A aposta no biometano vai permitir reduzir a dependência energética de Portugal face ao estrangeiro. O biometano é um gás renovável obtido através dos resíduos da atividade agropecuária, como o estrume, o lixo urbano ou resíduos agroindustriais, como o caroço da azeitona. É esta a visão da Floene, empresa distribuidora de gás em Portugal.
"Sem dúvida nenhuma que o biometano nos países onde está mais desenvolvido gera um maior conforto, uma menor exposição a estes riscos geopolíticos e de segurança de abastecimento do gás natural. Estaríamos menos dependentes de qualquer crise de abastecimento", disse o presidente da Floene Gabriel Sousa em entrevista ao Jornal Económico.
"Apesar de tudo o que estamos a assistir nesta crise em termos de impacto de preço, em concreto o gás natural, é significativamente menor o impacto, que estamos a assistir até à data, quando comparado com aquilo que aconteceu em 2022, quando chegámos a ter os preços spot do gás em cerca de 300 euros por megawatt hora", acrescenta.
A empresa - detida em 75% pelos alemães da Allianz - já conta com um total de 18 contratos de biometano firmados, com a Floene a destaca que a rede de gás não precisa de grande investimento para receber este gás renovável.
"Portugal tem a rede de gás mais moderna da Europa. Começámos a ter gás em 1997, portanto, quando outros países tinham gás desde 1930/1940. Hoje em dia são países que confrontam-se com o desafio de renovar as suas redes, de substituir materiais mais antigos por materiais mais modernos. Mas 95% da rede de gás está construída em polietileno e não temos de fazer grandes investimentos, não temos de fazer quase investimento nenhum para fazer esta adaptação", segundo o gestor.

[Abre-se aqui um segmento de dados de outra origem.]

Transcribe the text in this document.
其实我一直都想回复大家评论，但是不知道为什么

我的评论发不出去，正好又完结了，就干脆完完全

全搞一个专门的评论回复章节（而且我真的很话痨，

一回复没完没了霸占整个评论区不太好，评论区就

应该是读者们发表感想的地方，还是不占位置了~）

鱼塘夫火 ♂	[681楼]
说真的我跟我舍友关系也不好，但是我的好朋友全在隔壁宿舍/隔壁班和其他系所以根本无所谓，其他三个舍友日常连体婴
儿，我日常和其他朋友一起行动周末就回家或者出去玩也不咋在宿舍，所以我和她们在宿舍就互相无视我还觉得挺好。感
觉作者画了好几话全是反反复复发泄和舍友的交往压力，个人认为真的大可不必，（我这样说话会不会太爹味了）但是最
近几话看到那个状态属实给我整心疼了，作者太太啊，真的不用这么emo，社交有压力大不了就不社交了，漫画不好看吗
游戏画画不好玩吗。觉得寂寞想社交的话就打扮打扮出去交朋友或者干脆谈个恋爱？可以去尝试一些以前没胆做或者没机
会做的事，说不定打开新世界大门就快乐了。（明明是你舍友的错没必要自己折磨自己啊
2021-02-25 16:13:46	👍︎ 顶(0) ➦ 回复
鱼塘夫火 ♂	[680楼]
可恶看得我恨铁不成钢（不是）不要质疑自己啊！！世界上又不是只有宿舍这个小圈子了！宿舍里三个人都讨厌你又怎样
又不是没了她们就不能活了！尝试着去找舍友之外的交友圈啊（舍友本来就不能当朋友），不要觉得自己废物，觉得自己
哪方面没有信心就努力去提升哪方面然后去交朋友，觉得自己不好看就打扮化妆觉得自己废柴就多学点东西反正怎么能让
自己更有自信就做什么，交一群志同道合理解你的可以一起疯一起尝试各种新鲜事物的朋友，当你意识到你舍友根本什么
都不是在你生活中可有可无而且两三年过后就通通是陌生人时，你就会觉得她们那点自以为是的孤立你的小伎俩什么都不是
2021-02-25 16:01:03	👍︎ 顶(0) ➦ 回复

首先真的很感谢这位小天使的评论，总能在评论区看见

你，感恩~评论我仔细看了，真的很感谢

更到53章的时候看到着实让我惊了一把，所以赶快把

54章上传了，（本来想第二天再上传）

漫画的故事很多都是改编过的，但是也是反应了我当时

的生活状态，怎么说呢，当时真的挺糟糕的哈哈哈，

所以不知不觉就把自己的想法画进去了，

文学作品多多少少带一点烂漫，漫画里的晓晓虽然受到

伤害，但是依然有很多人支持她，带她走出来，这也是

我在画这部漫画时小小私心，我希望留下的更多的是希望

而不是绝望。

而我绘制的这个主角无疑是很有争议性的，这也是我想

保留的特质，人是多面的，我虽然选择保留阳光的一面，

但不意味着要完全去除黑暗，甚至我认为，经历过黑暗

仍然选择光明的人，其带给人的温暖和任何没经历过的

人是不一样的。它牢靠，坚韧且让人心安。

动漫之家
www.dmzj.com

"Eu costumo fazer a analogia com a eletricidade. Nós, em nossa casa, quando ligamos o interruptor, não temos a mínima ideia se aquele eletrão é verde ou é cinzento. O biometano é a mesma coisa, é uma molécula igual ao gás natural. Portanto, no nosso fogão, nos esquentadores, nos queimadores industriais, ninguém vai notar diferença nenhuma se hoje a rede está a receber 100% de biometano, se amanhã tiver a receber apenas 70%, ninguém vai notar", afirmou, destacando o projeto-piloto no concelho do Seixal, distrito de Setúbal, que fornece hidrogénio verde a 82 clientes residenciais, comerciais e industriais desde 2023, misturando 20% de hidrogénio com gás.
Gabriel Sousa destaca que é possível "substituir 60% do gás que hoje em dia circula nas redes de distribuição" com biometano, segundo um estudo feito pela Roland Berger.
O objetivo em Portugal é atingir os 2,7 TWh em 2030, "cerca de 9% da quantidade de gás que hoje em dia é distribuído". A companhia já tem "cerca de 20 contratos assinados para a injeção de gás renovável na rede".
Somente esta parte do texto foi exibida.